Dear Authors/Screenwriters/Tale-tellers of All Sorts:
I must begin with a confession: I have just met a character named Marmoset, and my life will never again be quite the same.
Why, you ask?
Consider, dear storyfolk, that there is an art to the naming of characters. Names can be the cue that satire is upon us. They can foreshadow developments of dire importance. They can symbolize a culture or a world. They can connect up with a reader’s other ideas to generate an easy idea of the character, and thereby permit the author to skip over a certain amount of possibly tedious detail.
Good names ring. We who read remember them. “Sam Spade” is a detective’s name (as is “Miles Archer”).
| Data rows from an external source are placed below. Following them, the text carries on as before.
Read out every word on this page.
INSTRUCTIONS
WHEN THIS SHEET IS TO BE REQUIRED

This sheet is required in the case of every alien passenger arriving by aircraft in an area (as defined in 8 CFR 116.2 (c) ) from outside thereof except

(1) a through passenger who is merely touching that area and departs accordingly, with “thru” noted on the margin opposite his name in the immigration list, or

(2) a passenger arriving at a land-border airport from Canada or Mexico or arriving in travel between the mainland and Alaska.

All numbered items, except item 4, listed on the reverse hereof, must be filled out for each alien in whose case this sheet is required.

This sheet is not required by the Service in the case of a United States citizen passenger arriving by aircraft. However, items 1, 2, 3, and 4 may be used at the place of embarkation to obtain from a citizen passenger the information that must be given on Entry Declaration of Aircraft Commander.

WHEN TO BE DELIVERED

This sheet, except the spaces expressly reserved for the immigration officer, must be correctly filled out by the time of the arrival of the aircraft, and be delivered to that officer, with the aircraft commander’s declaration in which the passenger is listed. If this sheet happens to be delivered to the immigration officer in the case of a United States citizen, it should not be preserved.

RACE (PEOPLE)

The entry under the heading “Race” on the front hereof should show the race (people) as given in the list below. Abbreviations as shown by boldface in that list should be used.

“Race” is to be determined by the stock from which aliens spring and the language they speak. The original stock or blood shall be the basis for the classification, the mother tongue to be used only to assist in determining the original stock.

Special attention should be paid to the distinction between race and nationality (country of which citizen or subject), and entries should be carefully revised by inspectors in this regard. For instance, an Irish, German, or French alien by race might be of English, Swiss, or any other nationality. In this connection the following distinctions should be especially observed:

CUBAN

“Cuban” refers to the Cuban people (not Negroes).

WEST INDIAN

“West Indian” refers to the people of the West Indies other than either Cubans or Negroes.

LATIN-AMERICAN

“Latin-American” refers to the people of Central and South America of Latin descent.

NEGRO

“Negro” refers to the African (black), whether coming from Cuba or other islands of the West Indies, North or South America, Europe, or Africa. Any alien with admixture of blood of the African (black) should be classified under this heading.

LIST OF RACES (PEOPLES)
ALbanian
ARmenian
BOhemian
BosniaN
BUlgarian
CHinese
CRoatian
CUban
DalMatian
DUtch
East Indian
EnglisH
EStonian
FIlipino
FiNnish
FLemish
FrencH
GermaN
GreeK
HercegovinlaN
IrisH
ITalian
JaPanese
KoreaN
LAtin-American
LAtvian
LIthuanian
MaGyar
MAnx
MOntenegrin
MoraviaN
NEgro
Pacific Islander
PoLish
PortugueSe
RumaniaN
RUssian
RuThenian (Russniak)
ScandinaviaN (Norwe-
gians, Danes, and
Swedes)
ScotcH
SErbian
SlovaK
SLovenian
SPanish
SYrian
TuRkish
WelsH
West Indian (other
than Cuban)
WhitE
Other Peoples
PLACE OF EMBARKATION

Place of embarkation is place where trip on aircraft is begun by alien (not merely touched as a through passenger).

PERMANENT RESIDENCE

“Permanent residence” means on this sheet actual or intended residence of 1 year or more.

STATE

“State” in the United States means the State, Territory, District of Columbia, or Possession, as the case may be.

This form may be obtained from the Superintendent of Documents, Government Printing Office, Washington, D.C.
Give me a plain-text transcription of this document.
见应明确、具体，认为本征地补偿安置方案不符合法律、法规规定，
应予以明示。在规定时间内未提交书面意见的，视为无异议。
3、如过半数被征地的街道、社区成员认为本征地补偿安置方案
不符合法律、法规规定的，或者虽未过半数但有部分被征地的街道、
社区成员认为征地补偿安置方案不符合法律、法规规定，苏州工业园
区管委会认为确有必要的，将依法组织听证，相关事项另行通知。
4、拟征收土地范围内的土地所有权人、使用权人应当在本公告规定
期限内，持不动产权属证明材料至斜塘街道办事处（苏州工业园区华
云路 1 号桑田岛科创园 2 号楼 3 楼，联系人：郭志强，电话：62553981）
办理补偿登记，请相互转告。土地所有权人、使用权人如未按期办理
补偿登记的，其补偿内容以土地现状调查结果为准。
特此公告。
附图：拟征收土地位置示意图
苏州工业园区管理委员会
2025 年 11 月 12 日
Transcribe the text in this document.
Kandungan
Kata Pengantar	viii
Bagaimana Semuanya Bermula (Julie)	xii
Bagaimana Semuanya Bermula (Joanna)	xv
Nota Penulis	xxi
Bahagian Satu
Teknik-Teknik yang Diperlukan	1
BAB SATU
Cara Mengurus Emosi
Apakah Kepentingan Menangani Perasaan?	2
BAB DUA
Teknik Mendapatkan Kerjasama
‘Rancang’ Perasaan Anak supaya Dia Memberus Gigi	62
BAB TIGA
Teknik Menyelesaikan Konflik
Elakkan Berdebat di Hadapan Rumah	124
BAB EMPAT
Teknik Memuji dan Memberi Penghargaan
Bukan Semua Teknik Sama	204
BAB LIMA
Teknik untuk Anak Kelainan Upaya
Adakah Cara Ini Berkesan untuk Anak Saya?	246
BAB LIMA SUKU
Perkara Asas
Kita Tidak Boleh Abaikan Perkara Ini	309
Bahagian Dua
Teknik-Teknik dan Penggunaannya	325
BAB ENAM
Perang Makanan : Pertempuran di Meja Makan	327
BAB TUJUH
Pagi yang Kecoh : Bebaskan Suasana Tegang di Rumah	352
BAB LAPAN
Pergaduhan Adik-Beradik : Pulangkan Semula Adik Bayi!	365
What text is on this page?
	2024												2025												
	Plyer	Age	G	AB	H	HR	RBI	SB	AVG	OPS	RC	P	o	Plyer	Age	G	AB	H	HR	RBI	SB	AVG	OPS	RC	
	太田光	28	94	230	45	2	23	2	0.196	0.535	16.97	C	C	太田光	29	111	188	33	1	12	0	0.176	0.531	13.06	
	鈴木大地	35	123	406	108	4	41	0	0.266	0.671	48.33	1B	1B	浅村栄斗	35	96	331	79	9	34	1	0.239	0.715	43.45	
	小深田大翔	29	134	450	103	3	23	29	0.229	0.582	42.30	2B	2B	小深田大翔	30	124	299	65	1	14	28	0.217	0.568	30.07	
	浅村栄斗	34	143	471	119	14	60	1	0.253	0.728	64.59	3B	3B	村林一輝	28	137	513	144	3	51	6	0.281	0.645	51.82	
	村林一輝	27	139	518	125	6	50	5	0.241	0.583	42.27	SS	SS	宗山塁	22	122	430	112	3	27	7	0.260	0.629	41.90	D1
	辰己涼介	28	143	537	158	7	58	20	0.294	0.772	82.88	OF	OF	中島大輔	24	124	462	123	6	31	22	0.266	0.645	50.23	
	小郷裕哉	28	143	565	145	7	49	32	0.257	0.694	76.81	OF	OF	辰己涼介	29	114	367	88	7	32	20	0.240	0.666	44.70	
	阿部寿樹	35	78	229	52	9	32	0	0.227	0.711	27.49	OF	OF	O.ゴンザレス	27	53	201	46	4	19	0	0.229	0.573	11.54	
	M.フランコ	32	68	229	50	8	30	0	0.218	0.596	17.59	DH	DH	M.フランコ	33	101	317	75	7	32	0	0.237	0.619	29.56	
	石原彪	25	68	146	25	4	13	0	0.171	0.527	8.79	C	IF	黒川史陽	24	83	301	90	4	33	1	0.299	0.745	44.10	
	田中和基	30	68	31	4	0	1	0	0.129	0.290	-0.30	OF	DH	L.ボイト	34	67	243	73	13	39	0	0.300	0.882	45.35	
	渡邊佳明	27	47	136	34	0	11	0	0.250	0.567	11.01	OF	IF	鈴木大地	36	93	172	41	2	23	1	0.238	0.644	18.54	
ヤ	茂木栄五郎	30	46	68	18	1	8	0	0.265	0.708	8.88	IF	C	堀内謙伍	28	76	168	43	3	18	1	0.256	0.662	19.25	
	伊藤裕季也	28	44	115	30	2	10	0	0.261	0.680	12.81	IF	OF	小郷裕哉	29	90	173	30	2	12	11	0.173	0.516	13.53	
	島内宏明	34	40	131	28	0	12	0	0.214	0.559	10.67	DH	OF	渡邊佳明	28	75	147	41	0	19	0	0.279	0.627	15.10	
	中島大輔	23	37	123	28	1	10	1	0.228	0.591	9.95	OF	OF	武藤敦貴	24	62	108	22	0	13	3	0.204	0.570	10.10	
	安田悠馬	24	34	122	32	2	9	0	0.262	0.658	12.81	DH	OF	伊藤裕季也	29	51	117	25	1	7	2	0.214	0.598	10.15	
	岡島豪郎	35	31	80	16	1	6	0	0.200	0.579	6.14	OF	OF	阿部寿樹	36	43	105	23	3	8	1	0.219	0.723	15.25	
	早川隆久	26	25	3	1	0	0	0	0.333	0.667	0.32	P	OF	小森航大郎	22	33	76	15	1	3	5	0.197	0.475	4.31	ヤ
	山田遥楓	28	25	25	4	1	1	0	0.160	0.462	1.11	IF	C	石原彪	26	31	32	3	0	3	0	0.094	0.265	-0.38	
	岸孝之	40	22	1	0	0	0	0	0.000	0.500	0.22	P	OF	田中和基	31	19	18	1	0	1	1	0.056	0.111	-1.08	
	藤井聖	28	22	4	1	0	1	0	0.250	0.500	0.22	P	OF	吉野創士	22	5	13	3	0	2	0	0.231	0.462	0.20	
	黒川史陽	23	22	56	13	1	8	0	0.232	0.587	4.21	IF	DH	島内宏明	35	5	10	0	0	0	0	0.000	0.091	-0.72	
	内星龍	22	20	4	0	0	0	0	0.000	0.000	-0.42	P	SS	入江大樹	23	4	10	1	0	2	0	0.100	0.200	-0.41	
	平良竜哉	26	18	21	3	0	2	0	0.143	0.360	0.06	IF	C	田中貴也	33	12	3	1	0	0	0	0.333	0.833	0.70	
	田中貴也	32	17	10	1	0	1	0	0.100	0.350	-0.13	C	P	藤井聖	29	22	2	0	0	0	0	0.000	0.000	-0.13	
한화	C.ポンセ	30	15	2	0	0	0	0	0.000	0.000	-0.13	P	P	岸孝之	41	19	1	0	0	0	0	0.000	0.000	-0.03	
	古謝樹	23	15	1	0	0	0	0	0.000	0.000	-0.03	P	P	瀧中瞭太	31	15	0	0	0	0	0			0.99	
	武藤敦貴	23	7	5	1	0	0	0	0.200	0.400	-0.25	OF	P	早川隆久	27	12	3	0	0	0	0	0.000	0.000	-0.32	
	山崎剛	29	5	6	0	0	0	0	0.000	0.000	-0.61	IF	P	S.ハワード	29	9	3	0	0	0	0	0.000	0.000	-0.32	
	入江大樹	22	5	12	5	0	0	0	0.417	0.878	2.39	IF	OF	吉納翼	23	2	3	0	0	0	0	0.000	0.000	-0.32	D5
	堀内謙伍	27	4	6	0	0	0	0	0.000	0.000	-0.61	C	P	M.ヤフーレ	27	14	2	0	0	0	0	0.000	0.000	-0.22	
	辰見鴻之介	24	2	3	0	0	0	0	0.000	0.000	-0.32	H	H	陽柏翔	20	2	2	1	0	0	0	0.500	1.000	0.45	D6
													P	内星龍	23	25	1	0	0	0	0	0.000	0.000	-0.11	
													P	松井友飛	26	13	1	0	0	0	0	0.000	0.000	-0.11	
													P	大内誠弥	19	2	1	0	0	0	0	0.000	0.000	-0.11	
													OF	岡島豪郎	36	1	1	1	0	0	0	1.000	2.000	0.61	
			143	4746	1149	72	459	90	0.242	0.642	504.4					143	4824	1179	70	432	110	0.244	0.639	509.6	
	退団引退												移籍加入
Every character in a Charles Dickens story has a name that does work in the story itself.
In some contexts, we expect certain kinds of naming to occur. Romance novel heroic naming conventions and fantasy novel heroic naming conventions sometimes overlap in their need to saddle characters with appropriately virile-sounding animal-related names. At times, the comedic value of such names takes on an additional layer of humor when the reader knows the tropes of the genre she reads especially well. We have codes for villains and for champions and for love interests galore (as in Pussy Galore — *sigh* Ian Fleming, ladies and gentlemen… master of the humor of recently pubescent boys and grown men who are perpetually adolescent in spirit). A name is a game the author can play with herself and with her readers.
This is why, beloved creators of story-content, you really must think carefully about names. Some Marmosets are perfectly good Marmosets — they are as they should be. Others, however, are not.
I leave it as an exercise to readers to figure out which is which once the damage is already done — but I beg you, tale-tellers, to consider our finer feelings beforehand.